About Time Series

Author

Huseyn Panahov

Time Series

Time Series data analysis is a powerful statistical technique that deals with the examination and modeling of data points collected sequentially over time. It aims to capture underlying patterns, trends, and seasonality within the data to forecast future values and make informed decisions. It is widely used in various fields, such as finance, economics, meteorology, and social sciences. Some of the primary objectives of time series data analysis include:

Descriptive analysis: The first step in time series data analysis is to explore and describe the data to isolate its key features, such as trends, seasonality, and cycles. Visualization techniques, such as line plots and decomposition plots, can help reveal these patterns and guide further analysis.

Identifying causal relationships: Time series data analysis can help determine the relationships between different variables over time. This can be useful for understanding the underlying causes of the observed behavior and for assessing the potential impact of external factors or interventions on the variable of interest.

Forecasting: One of the most important goals of time series data analysis is to make accurate and reliable forecasts about future values of the series. Various statistical models, such as ARIMA, SARIMAX, VAR, and more recently, machine learning techniques, can be used to forecast future values based on the historical data.

One of the building blocks of Time Series data analysis are ARMA models, which stand for Auto-regressive Moving Average. The AR term, also referred to as long term memory, allows to forecast a series based solely on the past values in the series - called lags. Whereas, the MA term, also known as short memory, forecasts a series based solely on the past errors in the series - called error lags.
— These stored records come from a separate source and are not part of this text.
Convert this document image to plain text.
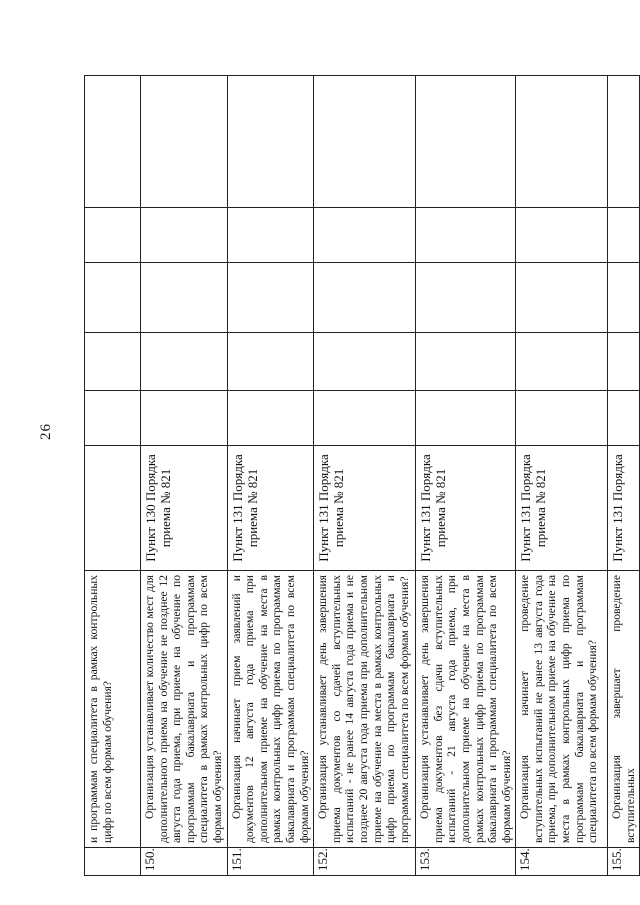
26
	и программам специалитета в рамках контрольных цифр по всем формам обучения?						
150.	Организация устанавливает количество мест для дополнительного приема на обучение не позднее 12 августа года приема, при приеме на обучение по программам бакалавриата и программам специалитета в рамках контрольных цифр по всем формам обучения?	Пункт 130 Порядка приема № 821					
151.	Организация начинает прием заявлений и документов 12 августа года приема при дополнительном приеме на обучение на места в рамках контрольных цифр приема по программам бакалавриата и программам специалитета по всем формам обучения?	Пункт 131 Порядка приема № 821					
152.	Организация устанавливает день завершения приема документов со сдачей вступительных испытаний - не ранее 14 августа года приема и не позднее 20 августа года приема при дополнительном приеме на обучение на места в рамках контрольных цифр приема по программам бакалавриата и программам специалитета по всем формам обучения?	Пункт 131 Порядка приема № 821					
153.	Организация устанавливает день завершения приема документов без сдачи вступительных испытаний - 21 августа года приема, при дополнительном приеме на обучение на места в рамках контрольных цифр приема по программам бакалавриата и программам специалитета по всем формам обучения?	Пункт 131 Порядка приема № 821					
154.	Организация начинает проведение вступительных испытаний не ранее 13 августа года приема, при дополнительном приеме на обучение на места в рамках контрольных цифр приема по программам бакалавриата и программам специалитета по всем формам обучения?	Пункт 131 Порядка приема № 821					
155.	Организация завершает проведение вступительных	Пункт 131 Порядка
ARMA models are suitable for stationary time series data, where the mean, variance, and autocorrelation structure do not change over time. However, if the data is not stationary we can employ, ARIMA models, which stands for Auto-regressive Integrated Moving Average. ARIMA models add an integration component to ARMA models, which make the time series data stationary by subtracting the previous observation from the current observation. ARIMA models have three components: ‘p’ - the order of the autoregressive component, ‘d’ - the order of differencing, and ‘q’ - the order of the moving average component.